Mr. Potter concluded his remarks by noting that one day earlier, the new buildings were officially LEED certified. A LEED (Leadership in Energy and Environmental Design) certification is awarded when a new building shows exemplary energy efficiency and environmental design, and it requires a rigorous third-party inspection to qualify.
“The houses are state of the art, and they were done on budget and on time,” he said. “From day one everything has fallen into place, beyond our wildest dreams.”
Since 1997 Vineyard House has been the only long-term sober-living facility for Islanders who are coming back to the Island after detox or rehab. Initially located in Oak Bluffs, there was one building that housed eight men, then another home that housed seven men was quickly added, and in 1999 a house with five beds was added for women.
The Vineyard House capital committee started raising funds for the new campus in 1997, and got off to a blazing start with an anonymous $500,000 donation. After eight years of fundraising, which was temporarily stymied during the economic downturn, the capital committee reached its $3 million goal in January. A big piece of the puzzle came into place in 2006 when Jerry Goodale offered the 4.4-acre tract of land off Holmes Hole Road in Vineyard Haven to the board for $270,000, far below market price. Money from the capital fund, along with proceeds from the sale of the existing Oak Bluffs houses, enabled the new campus to be built without Vineyard House incurring any debt.

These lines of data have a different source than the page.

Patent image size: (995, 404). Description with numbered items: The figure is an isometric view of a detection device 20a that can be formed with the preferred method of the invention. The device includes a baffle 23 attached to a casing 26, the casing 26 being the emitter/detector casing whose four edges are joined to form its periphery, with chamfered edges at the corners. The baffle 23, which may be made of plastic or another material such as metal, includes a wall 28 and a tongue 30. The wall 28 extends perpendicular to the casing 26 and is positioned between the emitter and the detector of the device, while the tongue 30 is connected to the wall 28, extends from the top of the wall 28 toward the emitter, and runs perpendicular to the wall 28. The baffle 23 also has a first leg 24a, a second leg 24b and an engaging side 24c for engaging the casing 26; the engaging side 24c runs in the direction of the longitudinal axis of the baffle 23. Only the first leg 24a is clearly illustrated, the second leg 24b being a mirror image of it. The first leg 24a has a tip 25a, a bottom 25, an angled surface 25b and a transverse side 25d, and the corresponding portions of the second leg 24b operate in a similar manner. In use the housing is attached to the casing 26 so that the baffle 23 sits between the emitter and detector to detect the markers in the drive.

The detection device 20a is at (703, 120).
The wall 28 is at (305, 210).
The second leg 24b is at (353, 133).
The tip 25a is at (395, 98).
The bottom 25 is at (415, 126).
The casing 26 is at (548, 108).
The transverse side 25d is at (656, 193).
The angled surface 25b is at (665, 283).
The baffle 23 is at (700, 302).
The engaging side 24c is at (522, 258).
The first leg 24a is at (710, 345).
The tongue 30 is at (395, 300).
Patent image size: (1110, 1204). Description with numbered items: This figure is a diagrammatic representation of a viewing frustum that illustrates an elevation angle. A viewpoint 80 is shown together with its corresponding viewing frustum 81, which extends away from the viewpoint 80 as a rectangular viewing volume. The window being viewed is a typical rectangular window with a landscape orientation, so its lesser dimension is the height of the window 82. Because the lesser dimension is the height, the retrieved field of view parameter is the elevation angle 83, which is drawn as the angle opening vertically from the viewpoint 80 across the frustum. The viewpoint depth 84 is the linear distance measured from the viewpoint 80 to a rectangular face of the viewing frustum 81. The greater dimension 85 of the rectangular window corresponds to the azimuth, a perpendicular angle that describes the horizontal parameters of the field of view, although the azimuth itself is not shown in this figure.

Friday morning Ms. Bellante-Holand introduced Mary Nada, a founder of Vineyard House and board member for more than 17 years, as the driving force in the fundraising campaign. “Through her own perseverance, sheer will, and charm, Mary had done the majority of the fundraising for what you see behind you,” Ms. Bellante-Holand said. “Mary made sure that the flickering light that was the capital campaign was never extinguished.” To honor Ms Nada’s efforts, Ms. Bellante-Holand asked her to cut the ribbon.
“I just want to say nobody ever does this singlehandedly,” Ms. Nada said. “I’m ruthless, and half of you know that. The other half of you, I’ll get to you later.” Speaking briefly with The Times, Ms. Nada gave high praise to Mr. Potter and the remarkably short time it took him and his subcontractors to build the campus. “Squash Meadow pulled a rabbit out of a hat,” she said.
A long line of celebrants waited patiently in the cold to tour the new men’s residence. Inside, the smell of fresh paint still hung in the air, and the wood floors were polished to a shine. A time-lapse video showing the construction of the campus played on a TV in an expansive living room. Dianne Mackellar, substance abuse counselor at Martha’s Vineyard Hospital, who, along with Hazel Teagan, is on call 24/7 to help addicts and their loved ones through short-term crises and long-term recovery, beamed with pride as she toured the building. “Seven men are moving in tomorrow, three more on Sunday, and we interview two more next week,” she said. “My phone has been ringing off the hook with new applicants.”
The new Vineyard House will be home to 24 people — two houses will accommodate 17 men, and one house will accommodate seven women. Additionally, there will be an office building and a common building with a meeting room. A short stretch of sidewalk that leads to the meeting room is made of bricks, some of which are inscribed with messages — some had words of encouragement; some memorialized those who lost their battle with addiction. One of them read, “Thanks to Vineyard House, we have our son back.”